Some weight classes are stronger than others, such as 125, 149 and 157, but Jones believes the tourney will be balanced and that the event is the best it’s been.
“Generally, there’s been a gap between our top teams and our bottom teams, but I don’t think we have any bottom teams,” Jones said. “I think we’ll have six teams all doing well, six teams that will have several individuals in the mix. I think it will be a tight team race. The scoring system is designed to stay close no matter what.
“We had six champions one year, Oregon State had one champion and we beat them by a half a point. So it’s gonna be close no matter what, but I do think there will be more teams close at the top of the scoring.”
Good-bye, Pac-12
The six-team tournament will be the last for ASU in the conference that was once called the Pac-8 before it grew to the Pac-10 and eventually expanded into the Pac-12. The Sun Devils are moving to the Big 12. Half of the Pac-12 Conference doesn’t sponsor wrestling, and the conference is losing teams to the Big Ten and the ACC.
“I was really rooting for the Pac-12 to continue to exist, having a West Coast Conference for all sports, not just for wrestling. I always felt that there needed to be a conference in the West,” Jones said. “However, it seems like television says different, that they want conferences to have all three time zones.
“If there is not going to be a Pac-12 for all sports, then that excites me that we can go into the Big 12 and be in a premier wrestling conference.”
A Lot Of Talent Returning
The Sun Devils lose just five seniors from the program and Tony Negron (165) has been the only starter.
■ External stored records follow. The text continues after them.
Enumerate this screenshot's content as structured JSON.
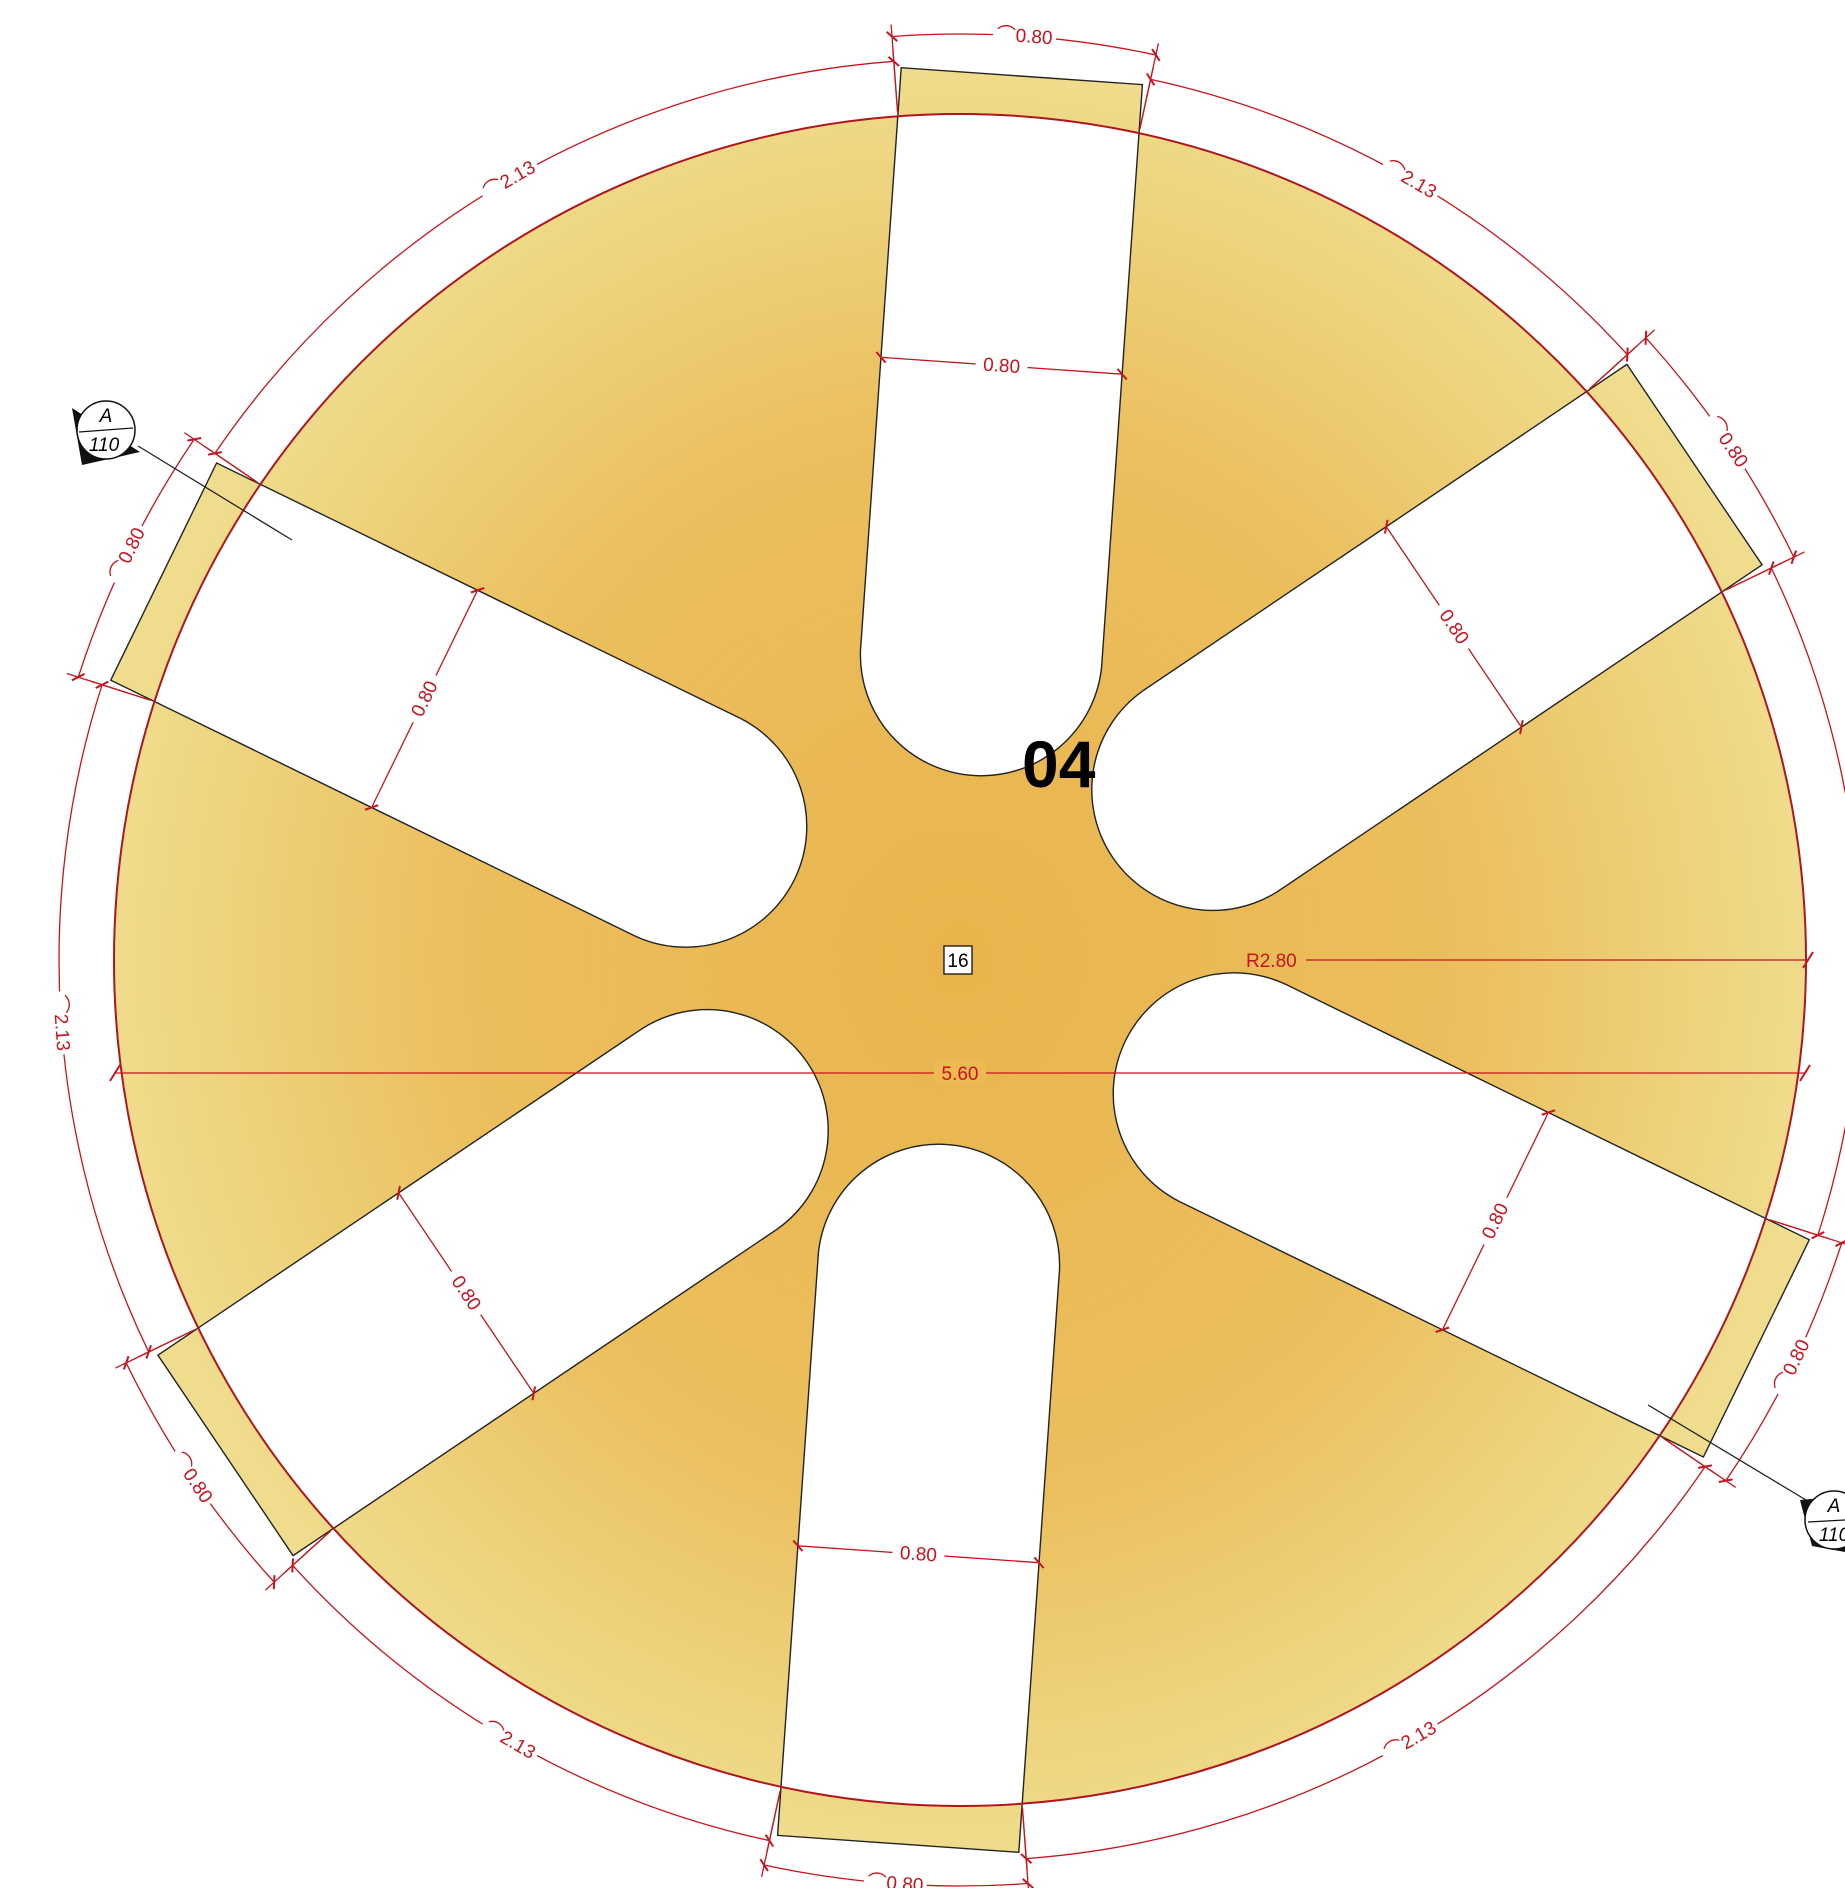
{
  "drawing": {
    "part_number": "04",
    "item_tag": "16",
    "dimensions": {
      "overall_diameter": "5.60",
      "radius": "R2.80",
      "slot_width": "0.80",
      "arc_between_slots": "⌒2.13",
      "arc_slot_opening": "⌒0.80"
    },
    "section_marker": {
      "letter": "A",
      "sheet": "110"
    },
    "colors": {
      "part_fill_center": "#eab44c",
      "part_fill_edge": "#efdc8c",
      "dimension": "#c8141e",
      "outline": "#222222"
    }
  }
}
“We feel confident because we get our point-scorers back and we’ll add a Kaleb Larkin and a Nicco Ruiz, who have already had some pretty outstanding true freshman years,” Jones said. “We’ll get them into the lineup, and Cohlton will be a full-time wrestler for us next year, so that will be nice. We have a team that could really, really do well next year.”
Schultz Still On The Greco Circuit
Schultz, the Sun Devils’ 285-pound heavyweight, competes Wednesday in Acapulco to try to qualify the 130kg spot for the U.S. Greco-Roman team in the Olympics.
He’ll have to earn a berth in the finals to qualify the weight and Jones believes it could be an eight-man bracket, meaning that Schultz would have to win two bouts; final matches between the top two survivors will not be wrestled.
“Every kid on the team fully support Cohlton and what he’s trying to do,” Jones said. “This is the reason why we make the decisions to suffer in a dual meet so that we can have a guy make an Olympic team. We feel confident.”